FIRE and inflation
I watched a video recently that made a point I haven’t been able to shake.
A lot of the math assumes inflation is basically 2%. Maybe 3% if you’re being “conservative.”
But since 2020, official CPI is up around 29%. A 2% assumption over the same period would’ve been more like 13–14%.
That’s a huge gap.
And yeah, index funds have gone up too. I’m not saying “index funds are dead” or anything dramatic like that. I’m still mostly invested that way. But your portfolio can be up, and yet groceries, insurance, rent, utilities, repairs, travel, healthcare, etc. have all moved so much that your because of actual life you don't feel 29% richer - you feel poorer if anything.
And then there’s the other part, that the inflation number we're given feels off from reality. The basket changes. Substitutions are allowed. Quality adjustments get made. “Core inflation” excludes food and energy, which is hilarious because I personally have not figured out how to live without either. Housing is also weird because CPI doesn’t just use home prices like a normal person would think.

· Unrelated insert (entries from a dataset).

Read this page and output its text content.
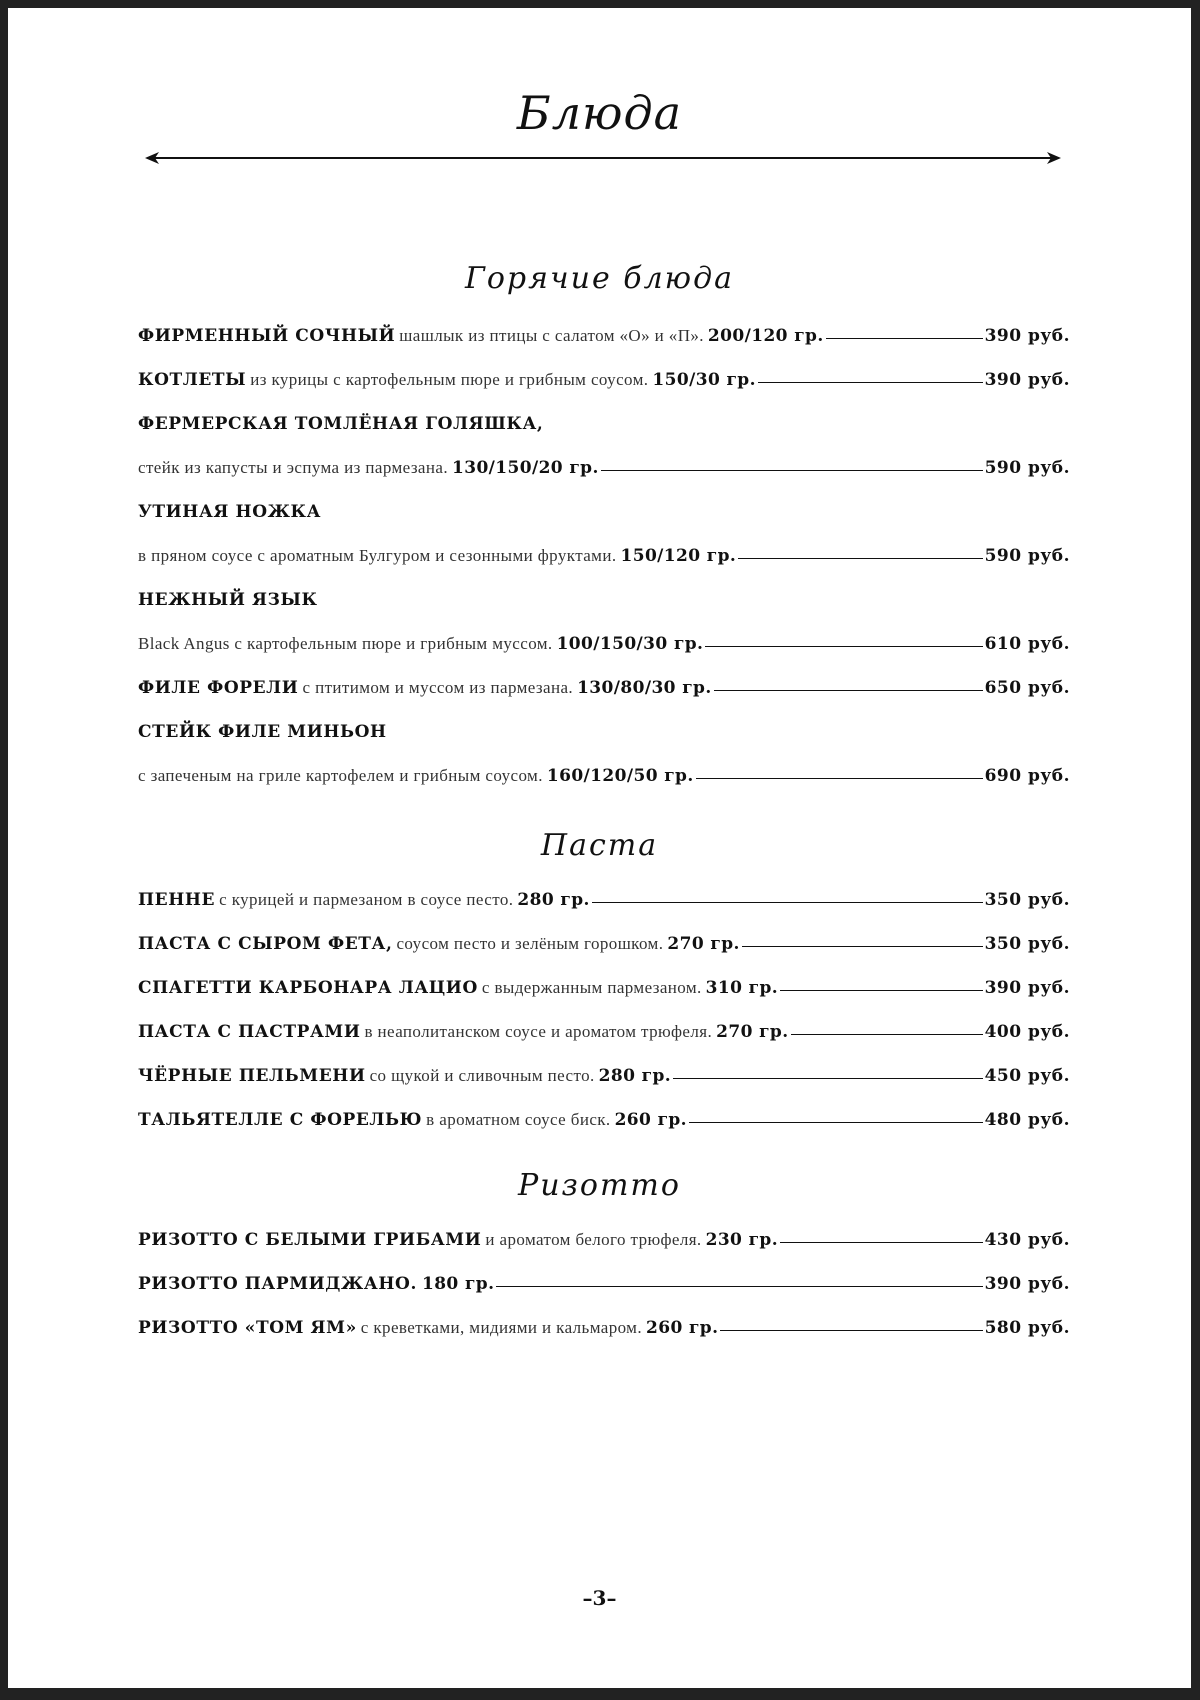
Блюда
Горячие блюда
ФИРМЕННЫЙ СОЧНЫЙ шашлык из птицы с салатом «О» и «П». 200/120 гр.	390 руб.
КОТЛЕТЫ из курицы с картофельным пюре и грибным соусом. 150/30 гр.	390 руб.
ФЕРМЕРСКАЯ ТОМЛЁНАЯ ГОЛЯШКА,
стейк из капусты и эспума из пармезана. 130/150/20 гр.	590 руб.
УТИНАЯ НОЖКА
в пряном соусе с ароматным Булгуром и сезонными фруктами. 150/120 гр.	590 руб.
НЕЖНЫЙ ЯЗЫК
Black Angus с картофельным пюре и грибным муссом. 100/150/30 гр.	610 руб.
ФИЛЕ ФОРЕЛИ с птитимом и муссом из пармезана. 130/80/30 гр.	650 руб.
СТЕЙК ФИЛЕ МИНЬОН
с запеченым на гриле картофелем и грибным соусом. 160/120/50 гр.	690 руб.
Паста
ПЕННЕ с курицей и пармезаном в соусе песто. 280 гр.	350 руб.
ПАСТА С СЫРОМ ФЕТА, соусом песто и зелёным горошком. 270 гр.	350 руб.
СПАГЕТТИ КАРБОНАРА ЛАЦИО с выдержанным пармезаном. 310 гр.	390 руб.
ПАСТА С ПАСТРАМИ в неаполитанском соусе и ароматом трюфеля. 270 гр.	400 руб.
ЧЁРНЫЕ ПЕЛЬМЕНИ со щукой и сливочным песто. 280 гр.	450 руб.
ТАЛЬЯТЕЛЛЕ С ФОРЕЛЬЮ в ароматном соусе биск. 260 гр.	480 руб.
Ризотто
РИЗОТТО С БЕЛЫМИ ГРИБАМИ и ароматом белого трюфеля. 230 гр.	430 руб.
РИЗОТТО ПАРМИДЖАНО. 180 гр.	390 руб.
РИЗОТТО «ТОМ ЯМ» с креветками, мидиями и кальмаром. 260 гр.	580 руб.
–3–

It uses things like owner’s equivalent rent.
But it’s also hard not to notice that a lower official inflation number is very convenient for governments, central banks, benefit adjustments, pensions, wages, and basically every institution that would rather not admit money is losing value faster than advertised.
Curious how others are dealing with this.
- Have you raised your FIRE number?
- Are you using 3%, 4%, 5% inflation assumptions now?
- Are you adding things like TIPS, I Bonds, real estate, commodities, international exposure, or just staying the course?
- And mentally, how are you handling the fact that the goalposts feel a lot less fixed than they did five or ten years ago?